Herbert’s most famous novel is now larger than Shai-Hulud in the imaginations of SFF writers, but it began as but a dream and a struggle, pursued by a writer responding to the challenges in his time.

Now it’s our turn to honor and celebrate Herbert’s powerful work, by carrying forward the best of his ambition into the stories we tell to confront the challenges in our own.”

Speaking on behalf of his family, Brian Herbert writes: “I’m sure my parents, Frank and Beverly Herbert, would have been thrilled that the prestigious Infinity Award is being granted to Frank Herbert, the legendary author of DUNE. While Frank Herbert authored numerous novels, including his magnum opus, it’s important to note that my mother was also a professional writer, and she was with him every step of the way during their 37 years of marriage, providing him with expert advice on everything he wrote. This is her award as much as it is my father’s. I’m very sorry that I cannot attend the convention, but want to personally thank the officers and members of SFWA, as well as the millions of Frank Herbert fans all over the world, for this great award.”

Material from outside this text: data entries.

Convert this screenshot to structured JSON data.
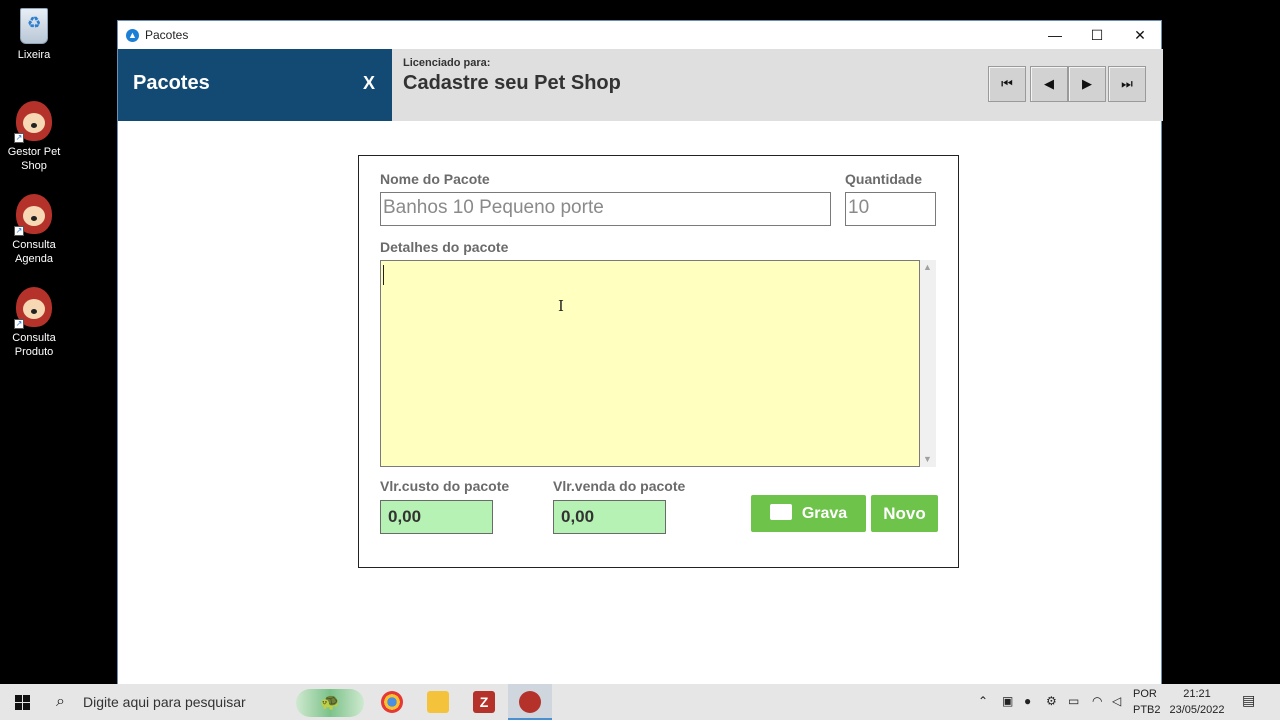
{
  "desktop": {
    "icons": [
      {
        "label": "Lixeira"
      },
      {
        "label": "Gestor Pet Shop"
      },
      {
        "label": "Consulta Agenda"
      },
      {
        "label": "Consulta Produto"
      }
    ]
  },
  "window": {
    "title": "Pacotes",
    "controls": {
      "minimize": "—",
      "maximize": "☐",
      "close": "✕"
    }
  },
  "header": {
    "title": "Pacotes",
    "close_label": "X",
    "license_label": "Licenciado para:",
    "license_name": "Cadastre seu Pet Shop",
    "nav": {
      "first": "⏮",
      "prev": "◀",
      "next": "▶",
      "last": "⏭"
    }
  },
  "form": {
    "package_name_label": "Nome do Pacote",
    "package_name_value": "Banhos 10 Pequeno porte",
    "quantity_label": "Quantidade",
    "quantity_value": "10",
    "details_label": "Detalhes do pacote",
    "details_value": "",
    "cost_label": "Vlr.custo do pacote",
    "cost_value": "0,00",
    "sale_label": "Vlr.venda do pacote",
    "sale_value": "0,00",
    "save_label": "Grava",
    "new_label": "Novo"
  },
  "taskbar": {
    "search_placeholder": "Digite aqui para pesquisar",
    "lang_line1": "POR",
    "lang_line2": "PTB2",
    "time": "21:21",
    "date": "23/05/2022"
  },
  "colors": {
    "header_dark": "#134a74",
    "header_light": "#dfdfdf",
    "details_bg": "#ffffc0",
    "money_bg": "#b6f2b4",
    "button_green": "#6ec44b"
  }
}
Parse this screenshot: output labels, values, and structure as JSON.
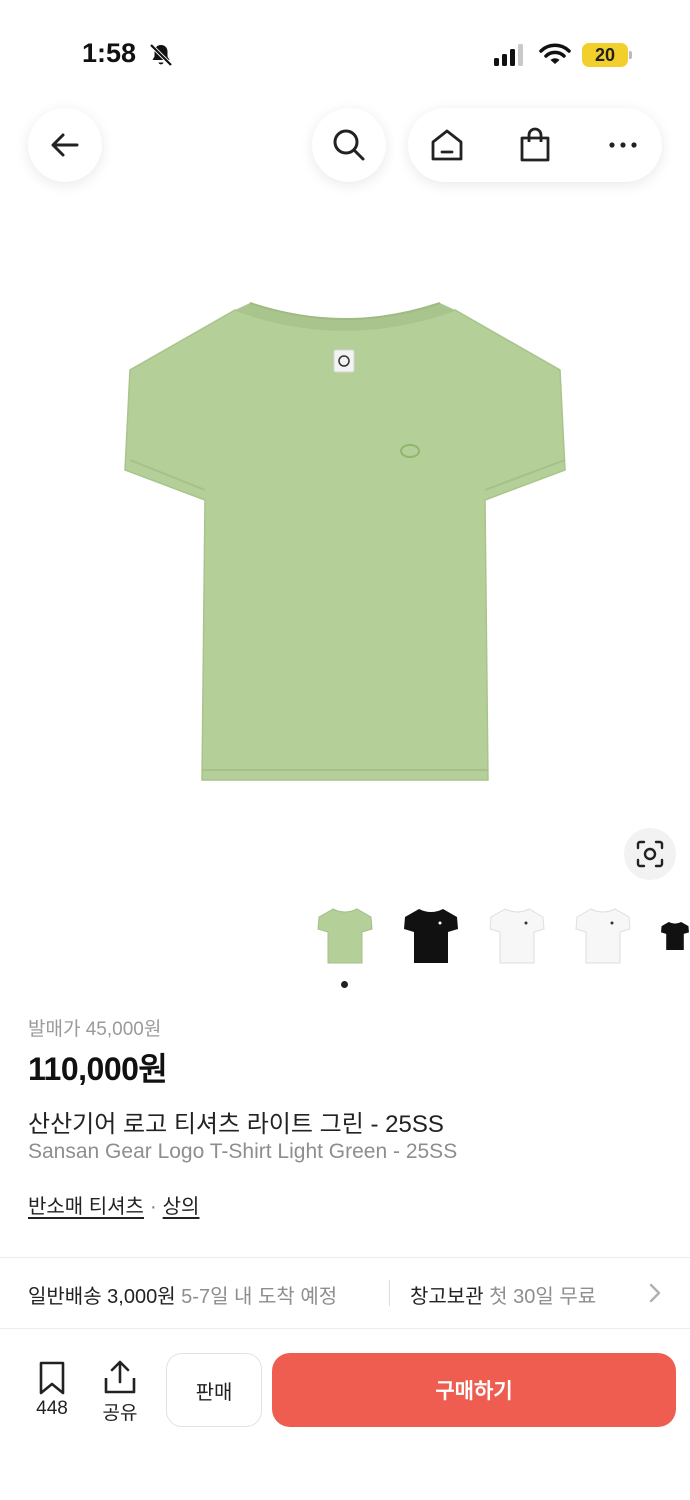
{
  "status_bar": {
    "time": "1:58",
    "battery": "20"
  },
  "nav": {
    "icons": [
      "back-arrow-icon",
      "search-icon",
      "home-icon",
      "shopping-bag-icon",
      "more-icon"
    ]
  },
  "gallery": {
    "product_color": "#b4cf98",
    "thumbnails": [
      "light-green",
      "black",
      "white",
      "white",
      "black"
    ],
    "active_index": 0
  },
  "product": {
    "original_price": "발매가 45,000원",
    "price": "110,000원",
    "title_ko": "산산기어 로고 티셔츠 라이트 그린 - 25SS",
    "title_en": "Sansan Gear Logo T-Shirt Light Green - 25SS",
    "category_1": "반소매 티셔츠",
    "category_sep": "·",
    "category_2": "상의"
  },
  "shipping": {
    "label": "일반배송 3,000원",
    "eta": "5-7일 내 도착 예정",
    "storage_label": "창고보관",
    "storage_note": "첫 30일 무료"
  },
  "bottom_bar": {
    "bookmark_count": "448",
    "share_label": "공유",
    "sell_label": "판매",
    "buy_label": "구매하기",
    "buy_color": "#ee5d50"
  }
}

The SFWA Infinity Award will be presented at this year’s Nebula Awards Conference in Kansas City, Missouri, where a 2024 film inspired by Herbert’s writing is on this year’s ballot: a reminder of the many generations of writers who have been moved by Herbert’s words.

We hope to see you out in Kansas City: in celebration of Frank Herbert, our latest Nebula finalists and other very special guests, and 60 years of SFF excellence in the best of creative community.